RiOLG Pp. führte in seinen Stellungnahmen vom 1 1.03,2025 und 13.03.2025 aus, dass er „selbst völlig überrascht" vom Anlaufen des Nachrichtenbeitrags gewesen sei und er nicht wisse, „welche konkrete Fehlbedienung meinerseits dies auslöste". Sein sodann geschildertes Vorgehen bzw. seine Vermutung, wie es versehentlich zum Starten des Beitrags gekommen sein könnte, sind nicht ohne Weiteres nachvollziehbar. Zwar können Browser so eingestellt werden, dass bei deren öffnen eine zuvor durch Schließen beendete Sitzung wiederhergestellt und damit durch einen (Fehl-)Klick auf das Browsersymbol in der Taskleiste ein angesehenes Video erneut abgespielt wird. Weder ergibt sich aber aus der dienstlichen Stellungnahme, dass RiOLG Pp. das angespielte Video in der Pause angeschaut hat, noch dass sein Browser entsprechend eingestellt ist. Auch ist unklar und wurde von diesem trotz Ausführungen von Rechtsanwältin Pp. hierzu in der dienstlichen Stellungnahme zu den Ablehnungsgesuchen nicht ausgeführt. Über welche konkreten Bedienschritte RiOLG Pp. das Word-Dokument speichern und minimieren wollte, wobei es zu einem Bedienfehler gekommen sein soll.
(3) Die Ablehnungsgesuche nennen auch darüber hinaus Umstände, warum durch die von RiOLG Pp. geschilderten bzw. vermuteten Bedienschritte ein Anlaufen des Nachrichtenbeitrags mit hoher Wahrscheinlichkeit nicht ausgelöst werden konnte.

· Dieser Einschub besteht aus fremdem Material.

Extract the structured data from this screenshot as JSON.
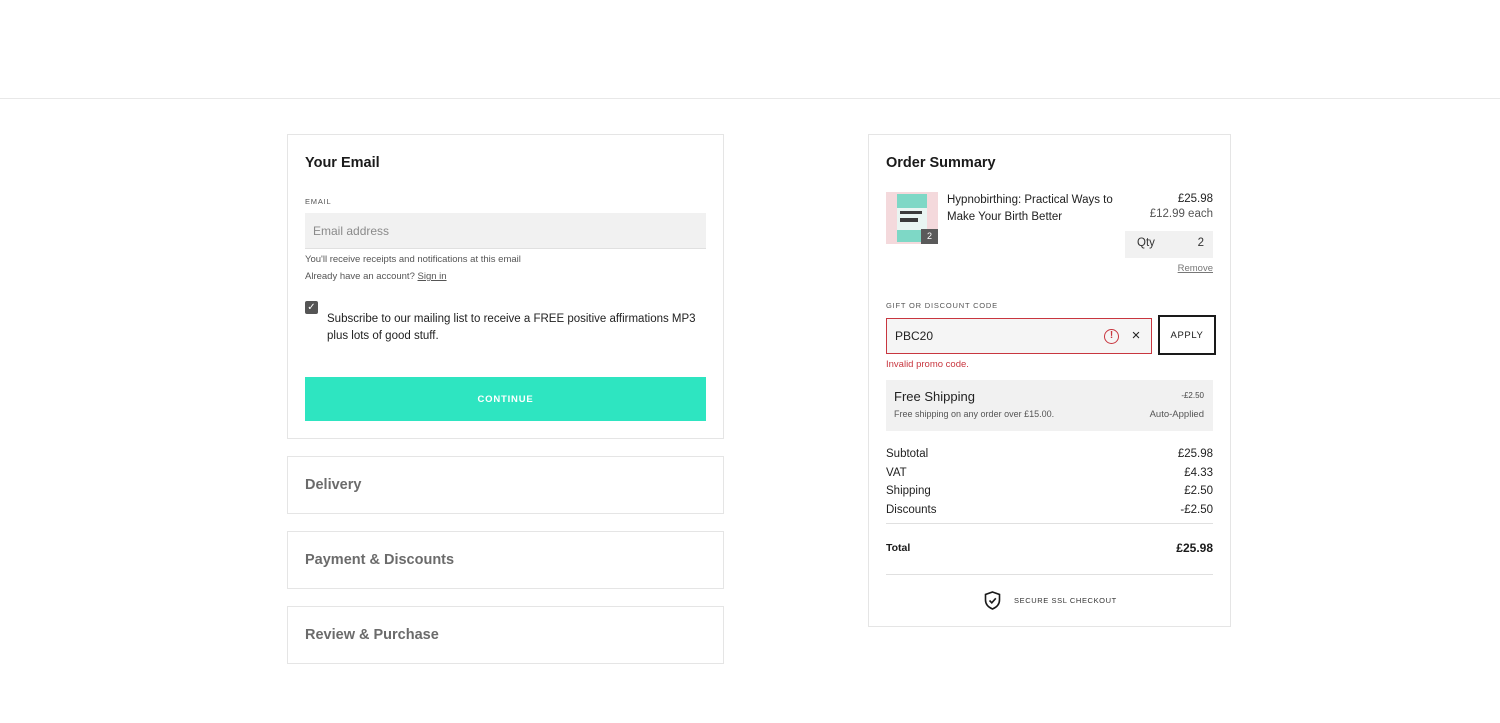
{
  "email_section": {
    "title": "Your Email",
    "field_label": "EMAIL",
    "placeholder": "Email address",
    "hint_receipts": "You'll receive receipts and notifications at this email",
    "hint_account": "Already have an account?",
    "sign_in_link": "Sign in",
    "subscribe_checked": true,
    "subscribe_text": "Subscribe to our mailing list to receive a FREE positive affirmations MP3 plus lots of good stuff.",
    "continue_label": "CONTINUE"
  },
  "sections": [
    {
      "label": "Delivery"
    },
    {
      "label": "Payment & Discounts"
    },
    {
      "label": "Review & Purchase"
    }
  ],
  "order_summary": {
    "title": "Order Summary",
    "item": {
      "name": "Hypnobirthing: Practical Ways to Make Your Birth Better",
      "price": "£25.98",
      "each": "£12.99 each",
      "badge_qty": "2",
      "qty_label": "Qty",
      "qty_value": "2",
      "remove_label": "Remove"
    },
    "discount": {
      "label": "GIFT OR DISCOUNT CODE",
      "value": "PBC20",
      "apply_label": "APPLY",
      "error": "Invalid promo code."
    },
    "promo": {
      "title": "Free Shipping",
      "description": "Free shipping on any order over £15.00.",
      "amount": "-£2.50",
      "status": "Auto-Applied"
    },
    "totals": [
      {
        "label": "Subtotal",
        "value": "£25.98"
      },
      {
        "label": "VAT",
        "value": "£4.33"
      },
      {
        "label": "Shipping",
        "value": "£2.50"
      },
      {
        "label": "Discounts",
        "value": "-£2.50"
      }
    ],
    "total": {
      "label": "Total",
      "value": "£25.98"
    },
    "secure_text": "SECURE SSL CHECKOUT"
  },
  "colors": {
    "accent": "#2ee5c1",
    "error": "#c8363f",
    "field_bg": "#f1f1f1"
  }
}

Auch wenn in diesem Zusammenhang darauf hinzuweisen ist, dass die in den Ablehnungsanträgen genannte Zeit der angeblich erstmaligen Veröffentlichung des Videos auf „bild.de" um 17.05 Uhr nicht zutreffend sein kann, da der Vorfall bereits gegen 16.50 Uhr, jedenfalls deutlich vor 17.05 Uhr, passierte, tragen die Gesuche Umstände vor, die geeignet sind. die Richtigkeit des Vorbringens in den dienstlichen Stellungnahmen nachhaltig zu erschüttern (BGH, Beschluss vom 08.06.2016 - 5 StR 48/16, BeckRS 2016, 12690).

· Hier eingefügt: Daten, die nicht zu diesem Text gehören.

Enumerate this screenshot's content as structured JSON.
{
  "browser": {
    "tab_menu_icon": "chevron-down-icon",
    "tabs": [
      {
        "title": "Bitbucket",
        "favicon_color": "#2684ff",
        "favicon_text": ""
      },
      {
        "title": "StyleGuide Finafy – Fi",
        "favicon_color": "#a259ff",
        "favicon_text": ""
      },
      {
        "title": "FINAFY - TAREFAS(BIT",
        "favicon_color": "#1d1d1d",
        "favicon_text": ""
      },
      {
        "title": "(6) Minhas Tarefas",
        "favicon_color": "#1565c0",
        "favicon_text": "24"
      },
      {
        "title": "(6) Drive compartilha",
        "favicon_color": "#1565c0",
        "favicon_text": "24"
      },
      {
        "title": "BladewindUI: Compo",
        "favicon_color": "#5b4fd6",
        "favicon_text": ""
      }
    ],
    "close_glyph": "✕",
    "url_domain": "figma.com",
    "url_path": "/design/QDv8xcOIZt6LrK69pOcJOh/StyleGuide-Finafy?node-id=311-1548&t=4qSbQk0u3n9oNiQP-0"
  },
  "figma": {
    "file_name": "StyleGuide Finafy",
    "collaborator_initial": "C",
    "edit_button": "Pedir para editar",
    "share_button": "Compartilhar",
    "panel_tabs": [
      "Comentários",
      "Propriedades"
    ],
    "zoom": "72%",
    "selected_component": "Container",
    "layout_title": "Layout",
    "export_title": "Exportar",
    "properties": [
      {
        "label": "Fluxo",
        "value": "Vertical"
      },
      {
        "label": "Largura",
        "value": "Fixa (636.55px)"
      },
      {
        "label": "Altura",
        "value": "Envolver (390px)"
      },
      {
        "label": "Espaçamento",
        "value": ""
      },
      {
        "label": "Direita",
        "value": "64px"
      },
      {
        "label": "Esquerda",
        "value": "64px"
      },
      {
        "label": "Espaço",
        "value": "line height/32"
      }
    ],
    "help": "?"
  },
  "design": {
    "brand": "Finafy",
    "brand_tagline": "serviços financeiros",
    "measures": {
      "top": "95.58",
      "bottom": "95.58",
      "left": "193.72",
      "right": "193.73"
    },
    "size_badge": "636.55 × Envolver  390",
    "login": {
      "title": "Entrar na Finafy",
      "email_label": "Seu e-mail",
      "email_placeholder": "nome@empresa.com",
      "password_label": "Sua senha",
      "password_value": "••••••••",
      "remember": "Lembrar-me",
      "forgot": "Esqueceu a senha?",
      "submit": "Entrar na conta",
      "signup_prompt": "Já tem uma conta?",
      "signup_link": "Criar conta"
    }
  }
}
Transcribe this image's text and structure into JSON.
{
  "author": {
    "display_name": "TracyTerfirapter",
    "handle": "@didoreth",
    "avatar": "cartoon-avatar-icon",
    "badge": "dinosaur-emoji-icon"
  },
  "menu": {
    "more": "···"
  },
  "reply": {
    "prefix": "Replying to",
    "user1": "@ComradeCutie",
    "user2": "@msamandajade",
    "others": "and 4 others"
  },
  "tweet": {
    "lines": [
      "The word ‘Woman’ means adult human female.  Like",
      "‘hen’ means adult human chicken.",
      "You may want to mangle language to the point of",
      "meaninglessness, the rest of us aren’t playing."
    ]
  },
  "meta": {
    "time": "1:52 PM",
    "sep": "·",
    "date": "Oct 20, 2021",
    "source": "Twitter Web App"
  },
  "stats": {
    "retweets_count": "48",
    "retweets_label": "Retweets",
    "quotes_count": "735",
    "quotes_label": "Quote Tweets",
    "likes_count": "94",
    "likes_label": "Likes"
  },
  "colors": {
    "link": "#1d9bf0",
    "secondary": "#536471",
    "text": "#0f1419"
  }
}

(4) Die dienstlichen Stellungnahmen des abgelehnten Richters vermochten das aus Sicht eines vernünftigen Angeklagten bei der ihm zumutbaren ruhigen Prüfung der Sachlage berechtigt erscheinende Misstrauen gegen ihn letztlich nicht auszuräumen. In diesen geht er auf viele der in den Ablehnungsgesuchen angesprochenen Vorwürfe und Themen nicht ein. Ob auf ihren Inhalt allein oder in der Gesamtschau eine Ablehnung gestützt werden könnte, kann dahinstehen.
(5) Auch die von RiOLG Pp. in seiner Stellungnahme vom 13.03.2025 vorgebrachte Entschuldigung ist vorliegend nicht geeignet, die Besorgnis der Befangenheit auszuräumen, denn sie bezieht sich nicht auf ein im Sinne des erweckten Anscheins unbedachtes Fehlverhalten (vgl. BGH, Urteil v. 17.06.2015, a.a.O.), sondern auf die durch den Vorfall verursachten Irritationen und Umstände. Den Ablehnungsgesuchen vom 12.03.2025 war damit stattzugeben.
Das weitere Ablehnungsgesuch des Angeklagten pp. vom 18,03.2025 ist mit dieser Entscheidung gegenstandlos geworden. Einer Entscheidung hierüber bedarf es nicht mehr.